一度の保証(短編集)

20時


すでに、俺達家族の前には、埜上夫妻が座っていた。


俺のお父さんとお母さんも俺も、客間である畳14畳の部屋の長いテーブルに正座し、座っていた。


お父さんは、あまりに突然の申し出で家にすでに来ている埜上夫妻に少し苛立ちを見せるような日本茶の飲み方をしている。

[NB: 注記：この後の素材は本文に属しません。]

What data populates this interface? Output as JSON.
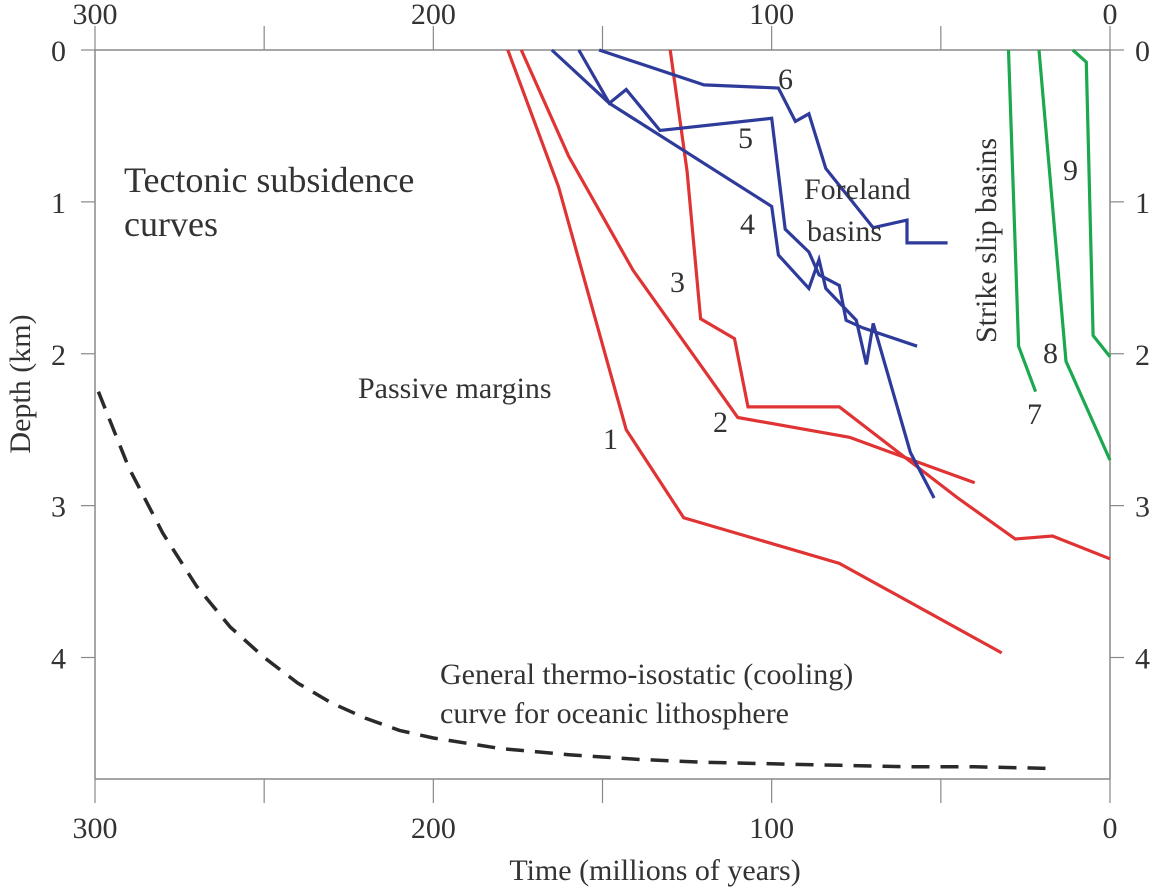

埜上夫妻の女性が、そんなお父さんを気にも止めず話しはじめた。


「埜上と申します。
お話は、お気づきでしょうが、太一さんの実の妹 えりなの事です。
どうか、えりなを助けて頂きたく、お願いにあがりました」


女性は、揺るぎない瞳を俺達家族に向けた。


お母さんは、黙って話しを聞いていて、お父さんが、夫妻と話しはじめる。


「どうゆう事ですか?話してくださらなければ、お返事のしようもない」


「はい。
えりなは、癌におかされています。
もう 治せないほど進行していて、もって二ヶ月…
えりなは、一歳半の時、高熱で命を落としました。
生還して今があります。
なので、えりなには、もう保証もなく、血縁者に頼るしかなくなりました」


女性は、泣きたいのを堪えて話しているようだった。